See for example http://hypercomplex.xpsweb.com/articles/146/en/pdf/01-09-e.pdf"

Further, as mentioned in this article, some of the developments of 4-dimensional topology has been inspired by developments in mathematical physics: in particular Freedman and Donaldson used Yang-Mills theory to study 4-dimensional manifolds.

My quesion then, is whether any of these ideas have fed back into professional research (string theory, M-theory or otherwise) to justify the existence of 4-dimensional spacetime (after compactification).

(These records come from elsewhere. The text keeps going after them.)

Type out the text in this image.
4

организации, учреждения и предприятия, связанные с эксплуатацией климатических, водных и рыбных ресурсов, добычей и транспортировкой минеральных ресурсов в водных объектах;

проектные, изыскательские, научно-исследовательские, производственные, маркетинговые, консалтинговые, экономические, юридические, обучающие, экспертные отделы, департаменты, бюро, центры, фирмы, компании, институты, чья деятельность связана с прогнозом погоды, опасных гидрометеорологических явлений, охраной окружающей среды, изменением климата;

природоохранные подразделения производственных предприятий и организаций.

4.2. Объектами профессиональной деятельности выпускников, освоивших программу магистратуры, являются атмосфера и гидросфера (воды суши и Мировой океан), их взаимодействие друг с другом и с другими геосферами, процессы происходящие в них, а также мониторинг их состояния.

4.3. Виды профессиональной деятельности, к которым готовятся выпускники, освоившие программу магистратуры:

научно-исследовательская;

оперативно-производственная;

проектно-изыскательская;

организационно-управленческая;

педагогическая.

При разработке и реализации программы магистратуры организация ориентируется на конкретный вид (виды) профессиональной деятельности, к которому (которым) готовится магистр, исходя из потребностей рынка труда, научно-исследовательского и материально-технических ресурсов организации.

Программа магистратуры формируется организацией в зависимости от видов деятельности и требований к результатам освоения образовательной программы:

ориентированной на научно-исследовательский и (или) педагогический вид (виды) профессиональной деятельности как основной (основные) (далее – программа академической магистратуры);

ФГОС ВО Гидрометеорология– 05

If this has been addressed on this, or another forum, please could you refer me.

 

[marcus]

Some paper(s) by Hendryk Pfeiffer (Cambridge math?)

I found it:
http://arxiv.org/abs/gr-qc/0404088
Quantum general relativity and the classification of smooth manifolds
Hendryk Pfeiffer
(Submitted on 21 Apr 2004 (v1), last revised 17 May 2004 (this version, v2))
The gauge symmetry of classical general relativity under space-time diffeomorphisms implies that any path integral quantization which can be interpreted as a sum over space-time geometries, gives rise to a formal invariant of smooth manifolds. This is an opportunity to review results on the classification of smooth, piecewise-linear and topological manifolds. It turns out that differential topology distinguishes the space-time dimension d=3+1 from any other lower or higher dimension and relates the sought-after path integral quantization of general relativity in d=3+1 with an open problem in topology, namely to construct non-trivial invariants of smooth manifolds using their piecewise-linear structure. In any dimension d<=5+1, the classification results provide us with triangulations of space-time which are not merely approximations nor introduce any physical cut-off, but which rather capture the full information about smooth manifolds up to diffeomorphism. Conditions on refinements of these triangulations reveal what replaces block-spin renormalization group transformations in theories with dynamical geometry. The classification results finally suggest that it is space-time dimension rather than absence of gravitons that renders pure gravity in d=2+1 a `topological' theory.
Comments: 41 pages

I see that Hendryk is now at UBC-Vancouver.
http://www.math.ubc.ca/~pfeiffer/
In 2004 when the paper was written he was at Cambridge DAMTP

Hopefully other people here will think of other papers and provide you with links. Some of Hendryk's work connects with LQG/Spinfoam models in various ways, other of his work seems to connect with John Baez' interests (categories, higher gauge theory, algebra...). Looks like an interesting mix of research.

 

[MTd2]

I guess you are looking for Torsten and Helge's paper about exotic smoothness. Check this out here:

https://www.physicsforums.com/showthread.php?t=412582

 

[BruceG]

Thanks for replies.
It seems that "exotic smoothness" is the starting point for me to look at.

Maybe I should start with this book:
Exotic Smoothness and Physics
Torston Asselmeyer-Maluga, Carl Brans

http://books.google.co.uk/books?id=...esnum=10&ved=0CFoQ6AEwCQ#v=onepage&q&f=false"